No mesmo dia em que o novo aliado falou com a precisão de um analista político, Lula prometeu morder as canelas dos adversários, dirigindo-se indiretamente ao principal adversário de Haddad na eleição de outubro, José Serra, do PSDB. Sabe-se lá como o fundador da Psicanálise, o austríaco Sigmund Freud, classificaria esse a bazófia lulista em sua clássica coleção de atos falhos no belo texto de Psicopatologia da vida cotidiana.´ Mas é inegável que gente normalmente chuta canela, não morde. A bravata do guru petista foi tão infeliz que permitiu ao tucano Orlando Morando, de São Bernardo do Campo, pátria do sindicalismo que lançou o sindicalista que chegou ao topo da política fazer um comentário desrespeitoso: “Em São Paulo, Lula não é um pit bull. Ele não passa de uma Lassie”, cadela que foi estrela de cinema. A ousadia tem motivação histórica: o PT perdeu as duas últimas eleições municipais com Marta, derrotada pelo próprio Serra e um de seus baluartes agora, o prefeito Gilberto Kassab (PSD). Mas o ex-presidente não se fez de rogado e garantiu que não se arrependeu de se ter deixado fotografar com o risonho aliado que já foi por ele definido como “filhote da ditadura”.

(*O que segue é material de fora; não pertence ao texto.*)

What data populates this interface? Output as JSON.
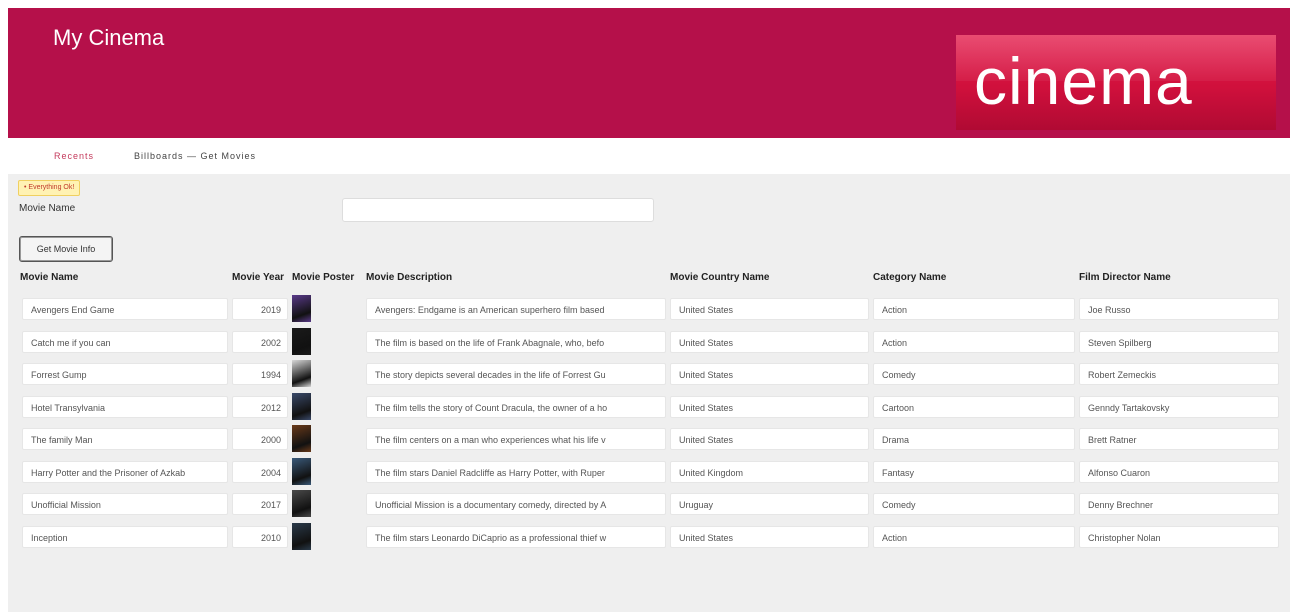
{
  "header": {
    "app_title": "My Cinema",
    "logo_text": "cinema",
    "brand_color": "#b5104a"
  },
  "nav": {
    "recents_label": "Recents",
    "breadcrumb": "Billboards — Get Movies"
  },
  "status_badge": "• Everything Ok!",
  "search": {
    "label": "Movie Name",
    "value": "",
    "placeholder": ""
  },
  "get_button_label": "Get Movie Info",
  "table": {
    "columns": [
      "Movie Name",
      "Movie Year",
      "Movie Poster",
      "Movie Description",
      "Movie Country Name",
      "Category Name",
      "Film Director Name"
    ],
    "rows": [
      {
        "name": "Avengers End Game",
        "year": "2019",
        "poster": "poster-avengers",
        "poster_color": "#5a3a8a",
        "description": "Avengers: Endgame is an American superhero film based",
        "country": "United States",
        "category": "Action",
        "director": "Joe Russo"
      },
      {
        "name": "Catch me if you can",
        "year": "2002",
        "poster": "poster-catch-me",
        "poster_color": "#1a1a1a",
        "description": "The film is based on the life of Frank Abagnale, who, befo",
        "country": "United States",
        "category": "Action",
        "director": "Steven Spilberg"
      },
      {
        "name": "Forrest Gump",
        "year": "1994",
        "poster": "poster-forrest-gump",
        "poster_color": "#d8d8d8",
        "description": "The story depicts several decades in the life of Forrest Gu",
        "country": "United States",
        "category": "Comedy",
        "director": "Robert Zemeckis"
      },
      {
        "name": "Hotel Transylvania",
        "year": "2012",
        "poster": "poster-hotel-transylvania",
        "poster_color": "#3a4a6a",
        "description": "The film tells the story of Count Dracula, the owner of a ho",
        "country": "United States",
        "category": "Cartoon",
        "director": "Genndy Tartakovsky"
      },
      {
        "name": "The family Man",
        "year": "2000",
        "poster": "poster-family-man",
        "poster_color": "#6a3a1a",
        "description": "The film centers on a man who experiences what his life v",
        "country": "United States",
        "category": "Drama",
        "director": "Brett Ratner"
      },
      {
        "name": "Harry Potter and the Prisoner of Azkab",
        "year": "2004",
        "poster": "poster-harry-potter",
        "poster_color": "#3a5a7a",
        "description": "The film stars Daniel Radcliffe as Harry Potter, with Ruper",
        "country": "United Kingdom",
        "category": "Fantasy",
        "director": "Alfonso Cuaron"
      },
      {
        "name": "Unofficial Mission",
        "year": "2017",
        "poster": "poster-unofficial-mission",
        "poster_color": "#4a4a4a",
        "description": "Unofficial Mission is a documentary comedy, directed by A",
        "country": "Uruguay",
        "category": "Comedy",
        "director": "Denny Brechner"
      },
      {
        "name": "Inception",
        "year": "2010",
        "poster": "poster-inception",
        "poster_color": "#2a3a4a",
        "description": "The film stars Leonardo DiCaprio as a professional thief w",
        "country": "United States",
        "category": "Action",
        "director": "Christopher Nolan"
      }
    ]
  }
}
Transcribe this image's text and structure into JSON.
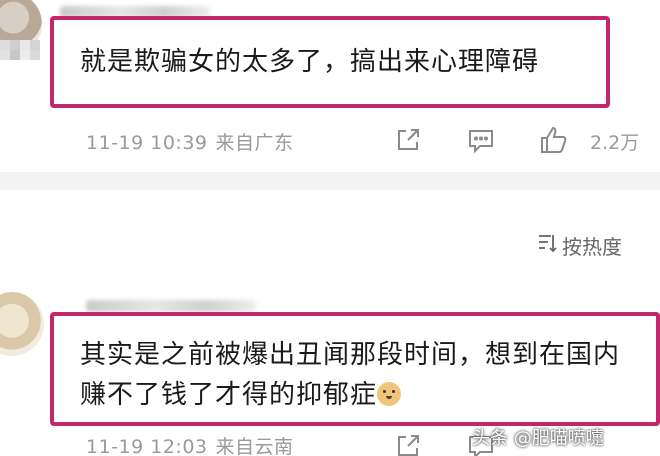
{
  "comments": [
    {
      "text": "就是欺骗女的太多了，搞出来心理障碍",
      "time": "11-19 10:39",
      "source": "来自广东",
      "like_count": "2.2万"
    },
    {
      "text": "其实是之前被爆出丑闻那段时间，想到在国内赚不了钱了才得的抑郁症",
      "time": "11-19 12:03",
      "source": "来自云南"
    }
  ],
  "sort": {
    "label": "按热度",
    "icon": "sort-icon"
  },
  "icons": {
    "share": "share-icon",
    "comment": "comment-icon",
    "like": "thumbs-up-icon",
    "emoji": "doge-emoji-icon"
  },
  "watermark": "头条 @肥喵喷嚏",
  "colors": {
    "highlight_border": "#c3266b",
    "meta_text": "#9a9a9a",
    "divider": "#f3f3f3"
  }
}
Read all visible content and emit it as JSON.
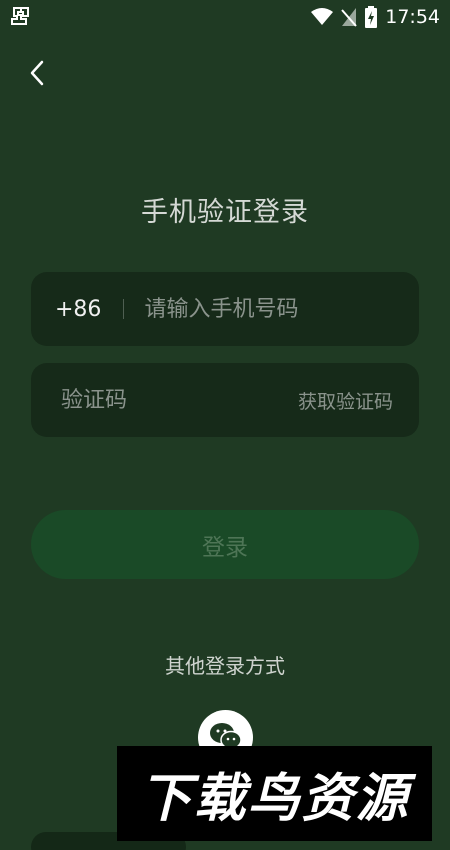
{
  "status_bar": {
    "left_icon": "bug-icon",
    "time": "17:54",
    "icons": [
      "wifi-icon",
      "no-signal-icon",
      "battery-charging-icon"
    ]
  },
  "header": {
    "back_icon": "chevron-left-icon"
  },
  "page": {
    "title": "手机验证登录"
  },
  "phone": {
    "country_code": "+86",
    "placeholder": "请输入手机号码"
  },
  "code": {
    "placeholder": "验证码",
    "get_code_label": "获取验证码"
  },
  "login": {
    "label": "登录"
  },
  "other": {
    "label": "其他登录方式",
    "wechat_icon": "wechat-icon"
  },
  "watermark": {
    "text": "下载鸟资源"
  },
  "colors": {
    "background": "#1f3a23",
    "field_bg": "#162a19",
    "login_bg": "#1a4a27"
  }
}
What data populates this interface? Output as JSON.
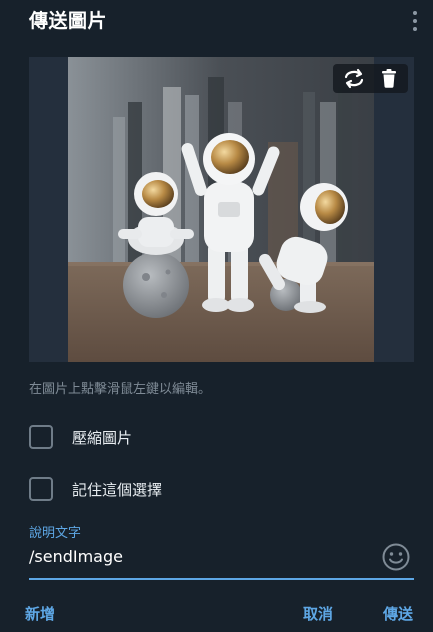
{
  "dialog": {
    "title": "傳送圖片",
    "hint": "在圖片上點擊滑鼠左鍵以編輯。",
    "options": [
      {
        "label": "壓縮圖片",
        "checked": false
      },
      {
        "label": "記住這個選擇",
        "checked": false
      }
    ],
    "caption": {
      "label": "說明文字",
      "value": "/sendImage"
    },
    "buttons": {
      "add": "新增",
      "cancel": "取消",
      "send": "傳送"
    }
  },
  "icons": {
    "menu": "more-vertical-icon",
    "replace": "replace-image-icon",
    "delete": "trash-icon",
    "emoji": "smiley-icon"
  },
  "colors": {
    "background": "#17212b",
    "accent": "#5ea7e5",
    "muted_text": "#7f8b96",
    "image_backdrop": "#242f3d"
  }
}
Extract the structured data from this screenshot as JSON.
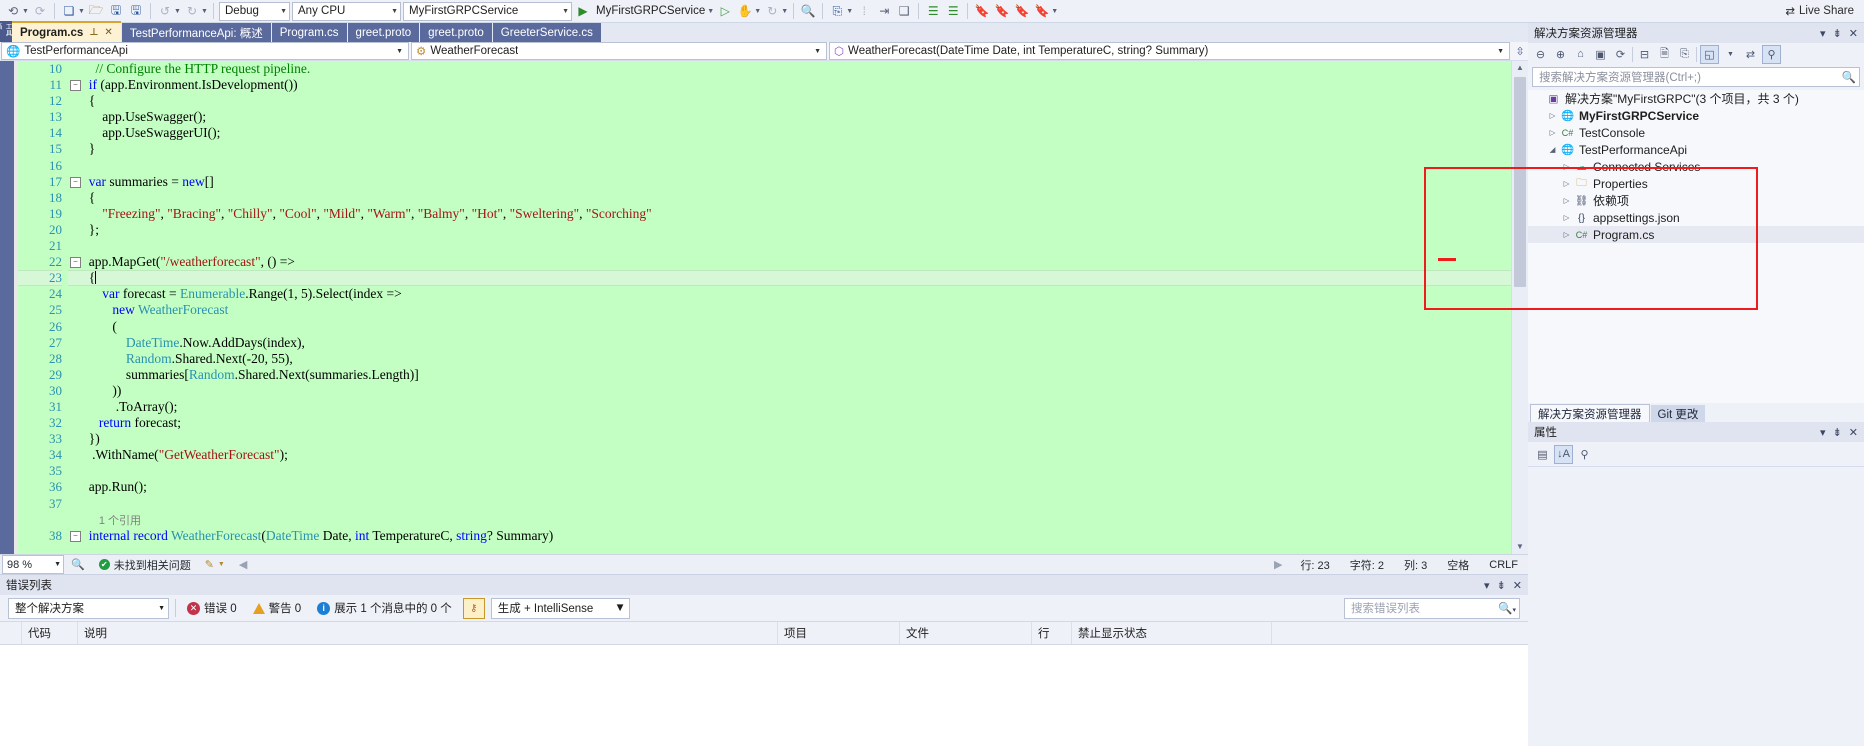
{
  "toolbar": {
    "config_value": "Debug",
    "platform_value": "Any CPU",
    "startup_project_value": "MyFirstGRPCService",
    "run_label": "MyFirstGRPCService",
    "live_share_label": "Live Share",
    "icons": [
      "navigate-back-icon",
      "navigate-forward-icon",
      "new-item-icon",
      "open-file-icon",
      "save-icon",
      "save-all-icon",
      "undo-icon",
      "redo-icon",
      "start-debug-icon",
      "pause-icon",
      "stop-icon",
      "attach-process-icon",
      "step-icon",
      "step-into-icon",
      "step-over-icon",
      "comment-icon",
      "uncomment-icon",
      "bookmark-icon",
      "prev-bookmark-icon",
      "next-bookmark-icon",
      "clear-bookmarks-icon"
    ]
  },
  "tabs": {
    "items": [
      {
        "label": "Program.cs",
        "active": true
      },
      {
        "label": "TestPerformanceApi: 概述",
        "active": false
      },
      {
        "label": "Program.cs",
        "active": false
      },
      {
        "label": "greet.proto",
        "active": false
      },
      {
        "label": "greet.proto",
        "active": false
      },
      {
        "label": "GreeterService.cs",
        "active": false
      }
    ],
    "pin_glyph": "⊥",
    "close_glyph": "✕",
    "vertical_label": "工具箱"
  },
  "navbar": {
    "project": "TestPerformanceApi",
    "type": "WeatherForecast",
    "member": "WeatherForecast(DateTime Date, int TemperatureC, string? Summary)"
  },
  "editor": {
    "first_line": 10,
    "current_line": 23,
    "lines": [
      {
        "n": 10,
        "html": "    <span class='cm'>// Configure the HTTP request pipeline.</span>"
      },
      {
        "n": 11,
        "html": "  <span class='kw'>if</span> (app.Environment.IsDevelopment())",
        "fold": true
      },
      {
        "n": 12,
        "html": "  {"
      },
      {
        "n": 13,
        "html": "      app.UseSwagger();"
      },
      {
        "n": 14,
        "html": "      app.UseSwaggerUI();"
      },
      {
        "n": 15,
        "html": "  }"
      },
      {
        "n": 16,
        "html": ""
      },
      {
        "n": 17,
        "html": "  <span class='kw'>var</span> summaries = <span class='kw'>new</span>[]",
        "fold": true
      },
      {
        "n": 18,
        "html": "  {"
      },
      {
        "n": 19,
        "html": "      <span class='st'>\"Freezing\"</span>, <span class='st'>\"Bracing\"</span>, <span class='st'>\"Chilly\"</span>, <span class='st'>\"Cool\"</span>, <span class='st'>\"Mild\"</span>, <span class='st'>\"Warm\"</span>, <span class='st'>\"Balmy\"</span>, <span class='st'>\"Hot\"</span>, <span class='st'>\"Sweltering\"</span>, <span class='st'>\"Scorching\"</span>"
      },
      {
        "n": 20,
        "html": "  };"
      },
      {
        "n": 21,
        "html": ""
      },
      {
        "n": 22,
        "html": "  app.MapGet(<span class='st'>\"/weatherforecast\"</span>, () =&gt;",
        "fold": true
      },
      {
        "n": 23,
        "html": "  {<span class='caret'></span>",
        "current": true
      },
      {
        "n": 24,
        "html": "      <span class='kw'>var</span> forecast = <span class='ty'>Enumerable</span>.Range(1, 5).Select(index =&gt;"
      },
      {
        "n": 25,
        "html": "         <span class='kw'>new</span> <span class='ty'>WeatherForecast</span>"
      },
      {
        "n": 26,
        "html": "         ("
      },
      {
        "n": 27,
        "html": "             <span class='ty'>DateTime</span>.Now.AddDays(index),"
      },
      {
        "n": 28,
        "html": "             <span class='ty'>Random</span>.Shared.Next(-20, 55),"
      },
      {
        "n": 29,
        "html": "             summaries[<span class='ty'>Random</span>.Shared.Next(summaries.Length)]"
      },
      {
        "n": 30,
        "html": "         ))"
      },
      {
        "n": 31,
        "html": "          .ToArray();"
      },
      {
        "n": 32,
        "html": "     <span class='kw'>return</span> forecast;"
      },
      {
        "n": 33,
        "html": "  })"
      },
      {
        "n": 34,
        "html": "   .WithName(<span class='st'>\"GetWeatherForecast\"</span>);"
      },
      {
        "n": 35,
        "html": ""
      },
      {
        "n": 36,
        "html": "  app.Run();"
      },
      {
        "n": 37,
        "html": ""
      },
      {
        "n": "ref",
        "html": "     <span class='ref'>1 个引用</span>"
      },
      {
        "n": 38,
        "html": "  <span class='kw'>internal</span> <span class='kw'>record</span> <span class='ty'>WeatherForecast</span>(<span class='ty'>DateTime</span> Date, <span class='kw'>int</span> TemperatureC, <span class='kw'>string</span>? Summary)",
        "fold": true
      }
    ]
  },
  "editor_status": {
    "zoom": "98 %",
    "issues": "未找到相关问题",
    "line": "行: 23",
    "char": "字符: 2",
    "column": "列: 3",
    "spaces": "空格",
    "eol": "CRLF"
  },
  "error_list": {
    "title": "错误列表",
    "scope": "整个解决方案",
    "errors": "错误 0",
    "warnings": "警告 0",
    "messages": "展示 1 个消息中的 0 个",
    "build_filter": "生成 + IntelliSense",
    "search_placeholder": "搜索错误列表",
    "columns": [
      "",
      "代码",
      "说明",
      "项目",
      "文件",
      "行",
      "禁止显示状态"
    ],
    "rows": []
  },
  "solution_explorer": {
    "title": "解决方案资源管理器",
    "search_placeholder": "搜索解决方案资源管理器(Ctrl+;)",
    "toolbar_icons": [
      "back-icon",
      "forward-icon",
      "home-icon",
      "solution-view-icon",
      "refresh-icon",
      "collapse-all-icon",
      "show-all-files-icon",
      "properties-icon",
      "preview-icon",
      "sync-icon",
      "filter-icon",
      "search-icon"
    ],
    "tree": [
      {
        "indent": 0,
        "arrow": "",
        "icon": "solution-icon",
        "label": "解决方案\"MyFirstGRPC\"(3 个项目，共 3 个)",
        "bold": false
      },
      {
        "indent": 1,
        "arrow": "▷",
        "icon": "web-project-icon",
        "label": "MyFirstGRPCService",
        "bold": true
      },
      {
        "indent": 1,
        "arrow": "▷",
        "icon": "csharp-project-icon",
        "label": "TestConsole",
        "bold": false
      },
      {
        "indent": 1,
        "arrow": "◢",
        "icon": "web-project-icon",
        "label": "TestPerformanceApi",
        "bold": false
      },
      {
        "indent": 2,
        "arrow": "▷",
        "icon": "connected-services-icon",
        "label": "Connected Services",
        "bold": false
      },
      {
        "indent": 2,
        "arrow": "▷",
        "icon": "properties-folder-icon",
        "label": "Properties",
        "bold": false
      },
      {
        "indent": 2,
        "arrow": "▷",
        "icon": "dependencies-icon",
        "label": "依赖项",
        "bold": false
      },
      {
        "indent": 2,
        "arrow": "▷",
        "icon": "json-file-icon",
        "label": "appsettings.json",
        "bold": false
      },
      {
        "indent": 2,
        "arrow": "▷",
        "icon": "csharp-file-icon",
        "label": "Program.cs",
        "bold": false,
        "selected": true
      }
    ],
    "tabs": [
      {
        "label": "解决方案资源管理器",
        "active": true
      },
      {
        "label": "Git 更改",
        "active": false
      }
    ]
  },
  "properties": {
    "title": "属性",
    "toolbar_icons": [
      "categorized-icon",
      "alphabetical-icon",
      "properties-icon"
    ]
  },
  "colors": {
    "accent": "#4a5a8c",
    "editor_background": "#c3ffc3",
    "highlight_box": "#ee1c1c",
    "keyword": "#0000ff",
    "type": "#2b91af",
    "string": "#a31515",
    "comment": "#008000"
  }
}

Talvez ele devesse. Pesquisa da DataFolha publicada ontem deu conta de que 64% dos petistas rejeitaram o apoio de Maluf e concordaram com a ex-companheira Luiza Erundina, para quem o pragmatismo explica a coligação com o vilão por causa do minuto e meio a mais no horário eleitoral, mas provoca um desgaste político incalculável.
A mesma pesquisa desautorizou Lula, que ironizou o líder da preferência do voto, José Serra, que passou de 30% para 31%. De fato, um ponto porcentual a mais é pouco para quem seduziu quase um terço do eleitorado. Mas o que dizer da inversão de alta do favorito do ex-metalúrgico? Haddad perdeu 25% dos índices que quase tinham triplicado. Ele subiu de 3% para 8% e caiu para 6%. E agora, Luiz?